I could be happy if I was in better circumstances
-living in a better apt/city/state/country.
-had enough money to never have to worry. Money = freedom
-if I had a purpose and knew what my purpose was
-if I found my “soul mate” and we’re having a great life together
-if my health improves
That’s basically the 4 things everyone needs in life to be happy:
-money
-purpose
-love
-health
Missing any of that and you’ll be depressed.
Everyone here is missing one of those things.
4 comments
Do you think maybe a person could survive with money, purpose & health but no love?
I kinda had that for a while and it seemed to work, but things eventually fell apart and I’m wondering if it was the lack of love. That would kinda suck because some of us are so damaged that we’re literally unlovable. Not saying that lightly, I think some people are just too messed up for anyone else to handle, literally beyond hope. The movie Leaving Las Vegas is about that, and although it’s fiction it a little too real.
Survive? Yes. Definitely. I did that and accomplished a lot with- no money and no love- but I had my health and I had purpose.
But can one be HAPPY without love? Well, that’s a different question. If you have purpose, you kind of have “self love” to some extent. If you have purpose and a strong drive- One can be “happy enough “in the short term without love- as long as you THINK you will find love at some point. But the purpose take precedence.
Usually, one finds “love” when they’re out doing things, not staying home isolated and depressed.
I had such a strong determination to succeed and get out of my shit situation as a kid. I had no money and no love, but I had ME. and that was enough bc I believed in myself. “Me” and “I” fueled every success and accomplishment. If I hadn’t gotten sick, and if I hadn’t been in the grips of a narcissist who completely and purposefully shattered my self-confidence, I probably would be having a pretty decent life right now.
It’s sad to think one tiny change and my life would be so different. I ALMOST fucking made it out. I mean, I DID make it out. But I fell victim to a POS narcissist. And that was after my first car accident that did my health in. AND on top of that, I couldn’t get a damn dr to actually do anything about my health back when I could’ve been “saved.”
Fucking shitty ass drs. I went to several- PCPs are the WORST. And back then, you couldn’t just book an appt to a specialist- depending on state, you were forced to see a PCP to get a referral for EVERYTHING. and these PCPs wouldn’t refer me for a goddamn thing.
screwed upon screwed. maybe the universe really does want to fuck with me. bc no matter what i did, no matter how much i accomplished, i was always ensnared by evil narcissists, and had hundreds- yes hundreds- of shitty ass drs that never did anything to help, as well as being victim to chronically bad luck.
Anyway, I digress. But one CAN be happy enough with money purpose and health.
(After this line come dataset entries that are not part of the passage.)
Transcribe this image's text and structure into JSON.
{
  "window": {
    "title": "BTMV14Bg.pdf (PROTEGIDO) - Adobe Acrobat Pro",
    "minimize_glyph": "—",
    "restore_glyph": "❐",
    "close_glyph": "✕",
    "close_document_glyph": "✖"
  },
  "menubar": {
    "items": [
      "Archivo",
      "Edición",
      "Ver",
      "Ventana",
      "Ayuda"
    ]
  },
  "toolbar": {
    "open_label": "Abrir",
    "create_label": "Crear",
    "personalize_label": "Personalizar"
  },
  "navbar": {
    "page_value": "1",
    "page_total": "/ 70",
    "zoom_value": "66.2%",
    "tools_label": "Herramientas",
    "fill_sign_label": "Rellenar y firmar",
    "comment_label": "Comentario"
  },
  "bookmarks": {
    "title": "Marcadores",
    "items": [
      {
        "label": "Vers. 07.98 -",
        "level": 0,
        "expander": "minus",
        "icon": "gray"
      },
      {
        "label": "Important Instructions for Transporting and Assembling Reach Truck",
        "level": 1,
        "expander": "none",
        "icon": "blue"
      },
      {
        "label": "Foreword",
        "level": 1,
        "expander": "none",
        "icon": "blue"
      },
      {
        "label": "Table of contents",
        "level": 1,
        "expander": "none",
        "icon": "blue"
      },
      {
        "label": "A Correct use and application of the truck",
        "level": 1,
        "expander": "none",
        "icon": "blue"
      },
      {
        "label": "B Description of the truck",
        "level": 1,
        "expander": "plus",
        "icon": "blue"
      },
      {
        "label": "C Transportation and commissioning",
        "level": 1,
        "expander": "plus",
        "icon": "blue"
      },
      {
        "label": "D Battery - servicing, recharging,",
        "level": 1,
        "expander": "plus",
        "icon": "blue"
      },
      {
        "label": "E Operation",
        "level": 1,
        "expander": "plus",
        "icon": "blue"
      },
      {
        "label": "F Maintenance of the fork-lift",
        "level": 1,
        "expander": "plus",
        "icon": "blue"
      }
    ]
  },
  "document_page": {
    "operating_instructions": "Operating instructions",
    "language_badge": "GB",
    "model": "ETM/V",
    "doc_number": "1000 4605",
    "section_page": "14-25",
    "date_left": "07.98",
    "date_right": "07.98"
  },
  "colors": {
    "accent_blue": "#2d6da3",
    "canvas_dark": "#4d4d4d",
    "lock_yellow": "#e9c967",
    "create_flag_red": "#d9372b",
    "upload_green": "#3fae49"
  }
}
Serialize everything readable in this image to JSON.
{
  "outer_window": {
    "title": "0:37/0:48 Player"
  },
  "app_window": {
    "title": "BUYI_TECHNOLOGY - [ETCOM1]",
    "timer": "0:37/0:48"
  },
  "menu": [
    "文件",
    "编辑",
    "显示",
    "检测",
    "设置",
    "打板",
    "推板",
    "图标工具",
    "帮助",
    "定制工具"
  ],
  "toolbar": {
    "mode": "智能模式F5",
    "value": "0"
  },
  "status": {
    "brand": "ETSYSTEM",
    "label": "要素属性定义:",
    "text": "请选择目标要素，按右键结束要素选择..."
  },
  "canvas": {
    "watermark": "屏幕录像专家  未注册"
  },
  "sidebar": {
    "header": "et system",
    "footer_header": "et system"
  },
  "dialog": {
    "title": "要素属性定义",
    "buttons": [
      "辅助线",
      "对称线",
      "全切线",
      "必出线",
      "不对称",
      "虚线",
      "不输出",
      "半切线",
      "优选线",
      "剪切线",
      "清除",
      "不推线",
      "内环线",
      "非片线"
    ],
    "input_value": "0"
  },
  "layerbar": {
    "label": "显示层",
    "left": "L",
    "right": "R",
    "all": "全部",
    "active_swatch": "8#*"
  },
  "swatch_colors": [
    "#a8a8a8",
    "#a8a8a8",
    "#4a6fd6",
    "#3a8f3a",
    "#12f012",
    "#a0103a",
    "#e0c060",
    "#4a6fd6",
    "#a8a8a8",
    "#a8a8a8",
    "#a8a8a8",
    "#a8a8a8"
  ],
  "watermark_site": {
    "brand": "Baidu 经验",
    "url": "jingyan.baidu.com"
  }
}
When you have purpose, you have some modicum of self-love. and that is enough to keep someone going. self-love is way more important than outside love. i mean obviously, we’d want both. but if no outside love, inner love (or some degree thereof) is enough fuel, IF you have purpose/drive. I had it once. I was “fine” back then.
Everything fell apart when
1- I realized life was bullshit
2- I realized school/jobs/meritocracy/hard work was bullshit
3- When I got sick
4- I realized ppl are selfish and only there to get something FROM you, that most friends are NOT real friends. not by a longshot.
I don’t think I am beyond hope- I just need 2 things- enough money so I can be free to do what I want to do and live where I want to live- and someone who loves, supports and believes in me (physically, emotionally, etc).
If I had those 2 things- then my health would improve.
If I had those 3 things- I wouldn’t be so depressed.
Whether I’d be fully “happy” is another thing. Especially since my health cannot be “fully” healed. But I wouldn’t be so fucking miserable and depressed. That’s for fucking sure.
I agree, we definitely need these things and more.